BLITAR, insanimedia.id – Pengurus Korps Putri Pergerakan Mahasiswa Islam Indonesia (KOPRI PMII) Komisariat Bongkar STIT Al-Muslihuun Tlogo Blitar menggelar audiensi kritis guna menuntut pertanggungjawaban dari KOPRI PC PMII Blitar Raya. Pertemuan yang berlangsung di Daff Kopi pada Sabtu (16/5/2026) tersebut dilatarbelakangi oleh keresahan kader tingkat basis terkait minimnya kejelasan program kerja dan pendampingan organisasi di awal masa kepengurusan cabang.
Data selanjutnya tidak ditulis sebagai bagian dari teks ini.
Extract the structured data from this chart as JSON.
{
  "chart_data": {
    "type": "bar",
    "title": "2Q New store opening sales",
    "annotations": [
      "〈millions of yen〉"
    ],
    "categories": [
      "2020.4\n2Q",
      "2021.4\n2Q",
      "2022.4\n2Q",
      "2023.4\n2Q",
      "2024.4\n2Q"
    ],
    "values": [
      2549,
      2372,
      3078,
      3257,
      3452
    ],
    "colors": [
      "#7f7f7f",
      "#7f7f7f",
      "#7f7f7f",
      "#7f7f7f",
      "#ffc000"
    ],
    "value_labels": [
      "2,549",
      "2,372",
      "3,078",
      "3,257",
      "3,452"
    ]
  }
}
​Forum yang berjalan dinamis selama kurang lebih 3 jam tersebut berfokus pada evaluasi mandeknya agenda kerja pasca-kesepakatan internal sebelumnya. Ketua KOPRI Komisariat Bongkar, Nur Halimah, secara lugas mendesak jajaran pengurus cabang untuk segera menetapkan kepastian jadwal kegiatan satu periode ke depan demi menjaga roda organisasi tetap berjalan efektif.

​“Kita sudah mempunyai perjanjian pada tanggal 20 April 2026 bahwa seluruh program kerja KOPRI PC, komisariat, dan rayon harus disetorkan untuk satu periode ke depan. Namun, sampai sekarang belum ada penjelasan lanjutan terkait hasil dan tindak lanjutnya,” tegas Halimah dalam forum tersebut.

​Dinamika Internal

​KOPRI Komisariat Bongkar menilai bahwa kepengurusan tingkat cabang belum memperlihatkan komitmen optimal sesuai dengan amanat pelantikan, terutama dalam mengawal kegiatan di tingkat komisariat hingga rayon. Penjelasan yang diberikan oleh pihak pengurus cabang dinilai belum sepenuhnya menjawab esensi dari keresahan yang dirasakan oleh kader di akar rumput.

​Menanggapi desakan tersebut, Ketua KOPRI PC PMII Blitar Raya, Laila Mufidah, memberikan klarifikasi mengenai langkah-langkah koordinasi yang diklaim telah dijalankan oleh internal pengurus cabang.

​“Kami sudah mengambil tindakan pada saat itu kepada ketua-ketua KOPRI komisariat dan rayon se-Blitar Raya, dan saat ini masih dalam tahap mempersiapkan kembali,” dalih Laila saat merespons argumentasi dalam forum.

Baca Juga :  Dewan Termuda dan Baru Dilantik, Raihan Tsany Temui Demo Mahasiswa Tolak RUU Pilkada

​Situasi adu argumentasi sempat memanas di lokasi karena belum adanya titik temu mengenai pembuktian langkah konkret dari pengurus cabang. Diskusi panjang ini akhirnya terhenti menjelang berkumandangnya azan magrib.

​Audiensi resmi ditutup setelah dicapainya kesepakatan tertulis berupa surat pernyataan komitmen dari KOPRI PC PMII Blitar Raya yang dilengkapi dengan tanda tangan bermaterai sebagai jaminan kepastian hukum organisasi.